Projeções e o Futuro Sombrio
As projeções são alarmantes. Sem um cessar-fogo e uma injeção massiva e imediata de ajuda, a FAO e o PMA preveem que várias áreas do Sudão, especialmente em Darfur e Kordofan, atinjam o nível de “famine” nos próximos meses. A crise ameaça desestabilizar toda a região, com um fluxo contínuo de refugiados para países vizinhos como Chade e Sudão do Sul, que já enfrentam as suas próprias crises alimentares e de recursos.
A solução de longo prazo exige uma abordagem em duas frentes:
- Paz e Segurança: Pressão diplomática internacional unificada para forçar um cessar-fogo e iniciar um processo de paz inclusivo.
- Resiliência Climática: Investimento maciço em adaptação climática, com projetos de gestão da água, agricultura sustentável e apoio às comunidades mais vulneráveis para que possam resistir a choques futuros.

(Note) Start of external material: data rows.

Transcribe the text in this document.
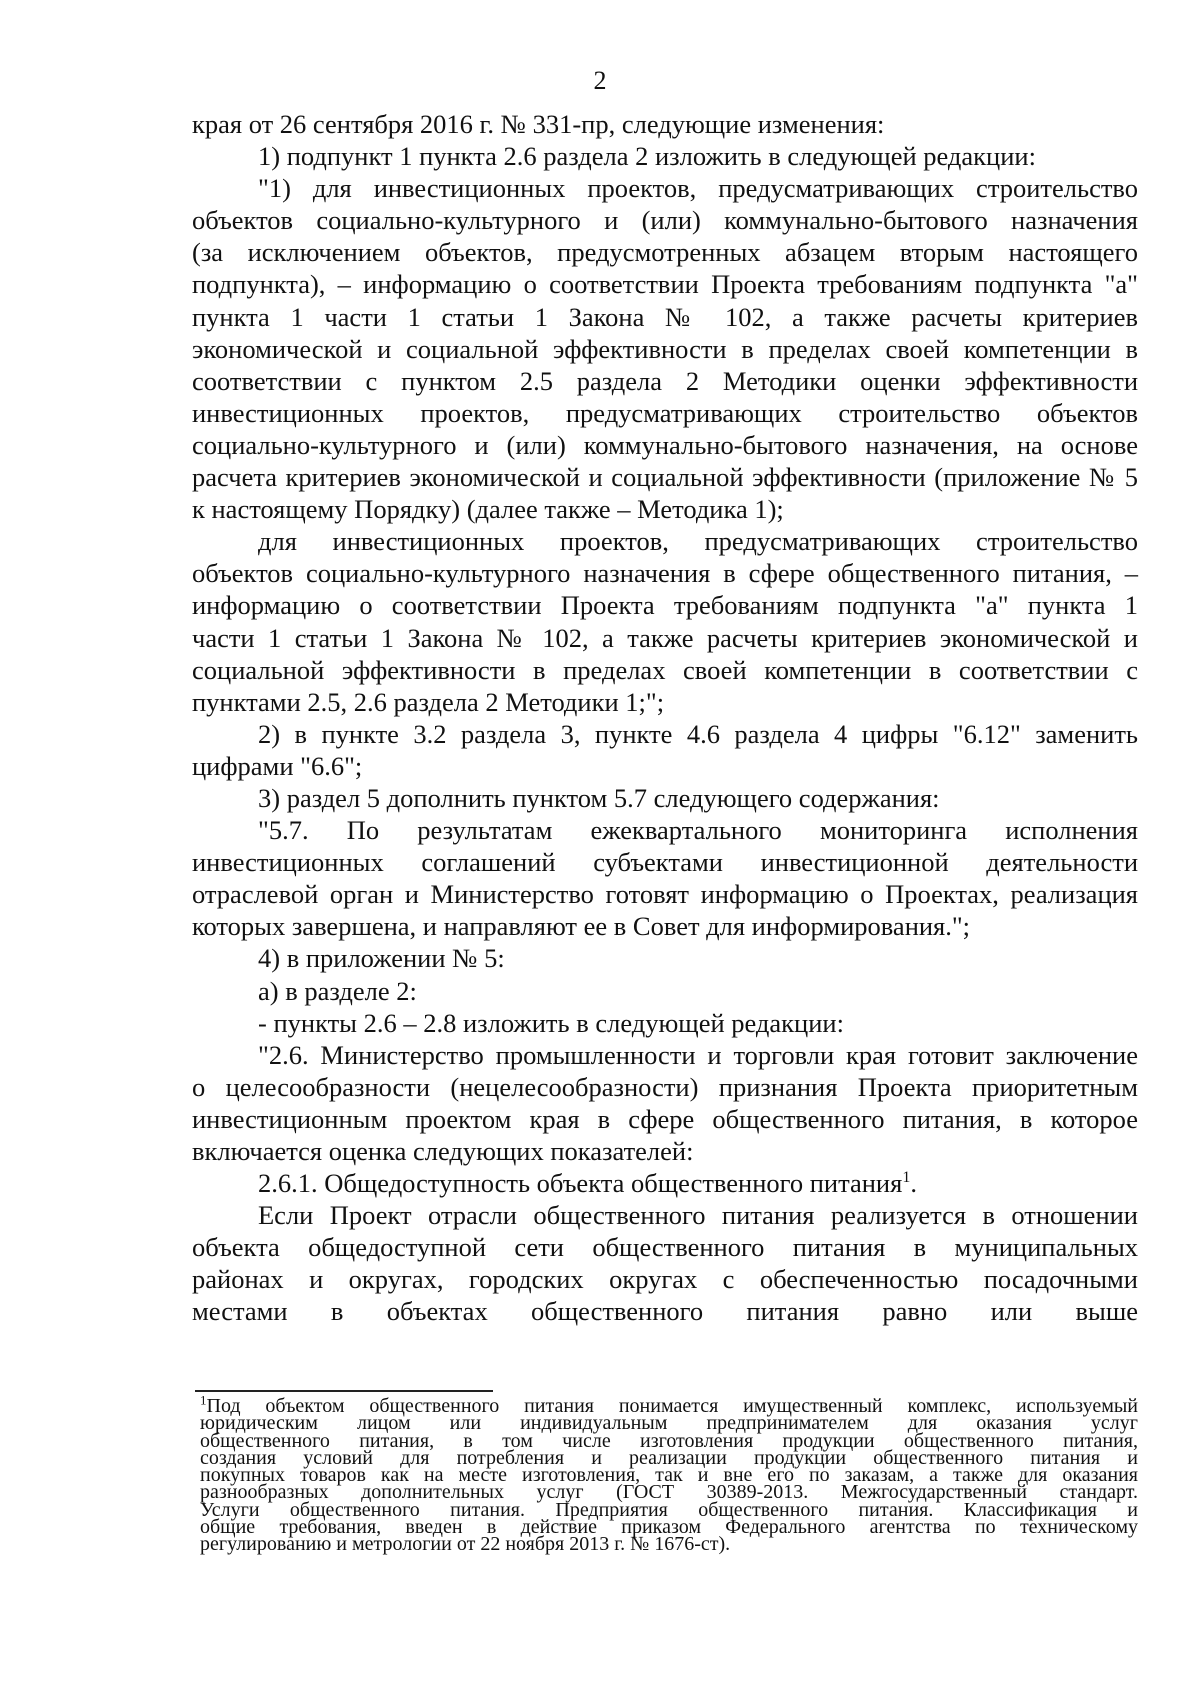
2
края от 26 сентября 2016 г. № 331-пр, следующие изменения:
1) подпункт 1 пункта 2.6 раздела 2 изложить в следующей редакции:
"1) для инвестиционных проектов, предусматривающих строительство
объектов социально-культурного и (или) коммунально-бытового назначения
(за исключением объектов, предусмотренных абзацем вторым настоящего
подпункта), – информацию о соответствии Проекта требованиям подпункта "а"
пункта 1 части 1 статьи 1 Закона № 102, а также расчеты критериев
экономической и социальной эффективности в пределах своей компетенции в
соответствии с пунктом 2.5 раздела 2 Методики оценки эффективности
инвестиционных проектов, предусматривающих строительство объектов
социально-культурного и (или) коммунально-бытового назначения, на основе
расчета критериев экономической и социальной эффективности (приложение № 5
к настоящему Порядку) (далее также – Методика 1);
для инвестиционных проектов, предусматривающих строительство
объектов социально-культурного назначения в сфере общественного питания, –
информацию о соответствии Проекта требованиям подпункта "а" пункта 1
части 1 статьи 1 Закона № 102, а также расчеты критериев экономической и
социальной эффективности в пределах своей компетенции в соответствии с
пунктами 2.5, 2.6 раздела 2 Методики 1;";
2) в пункте 3.2 раздела 3, пункте 4.6 раздела 4 цифры "6.12" заменить
цифрами "6.6";
3) раздел 5 дополнить пунктом 5.7 следующего содержания:
"5.7. По результатам ежеквартального мониторинга исполнения
инвестиционных соглашений субъектами инвестиционной деятельности
отраслевой орган и Министерство готовят информацию о Проектах, реализация
которых завершена, и направляют ее в Совет для информирования.";
4) в приложении № 5:
а) в разделе 2:
- пункты 2.6 – 2.8 изложить в следующей редакции:
"2.6. Министерство промышленности и торговли края готовит заключение
о целесообразности (нецелесообразности) признания Проекта приоритетным
инвестиционным проектом края в сфере общественного питания, в которое
включается оценка следующих показателей:
2.6.1. Общедоступность объекта общественного питания$^1$.
Если Проект отрасли общественного питания реализуется в отношении
объекта общедоступной сети общественного питания в муниципальных
районах и округах, городских округах с обеспеченностью посадочными
местами в объектах общественного питания равно или выше
$^1$Под объектом общественного питания понимается имущественный комплекс, используемый
юридическим лицом или индивидуальным предпринимателем для оказания услуг
общественного питания, в том числе изготовления продукции общественного питания,
создания условий для потребления и реализации продукции общественного питания и
покупных товаров как на месте изготовления, так и вне его по заказам, а также для оказания
разнообразных дополнительных услуг (ГОСТ 30389-2013. Межгосударственный стандарт.
Услуги общественного питания. Предприятия общественного питания. Классификация и
общие требования, введен в действие приказом Федерального агентства по техническому
регулированию и метрологии от 22 ноября 2013 г. № 1676-ст).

A tragédia do Sudão é mais do que uma notícia distante. É um vislumbre assustador de um futuro onde os conflitos armados serão cada vez mais inflamados pela crise climática, criando “tempestades perfeitas” humanitárias. Ignorar o Sudão hoje é ignorar o modelo de crises que podem tornar-se a nova norma num mundo mais quente e instável.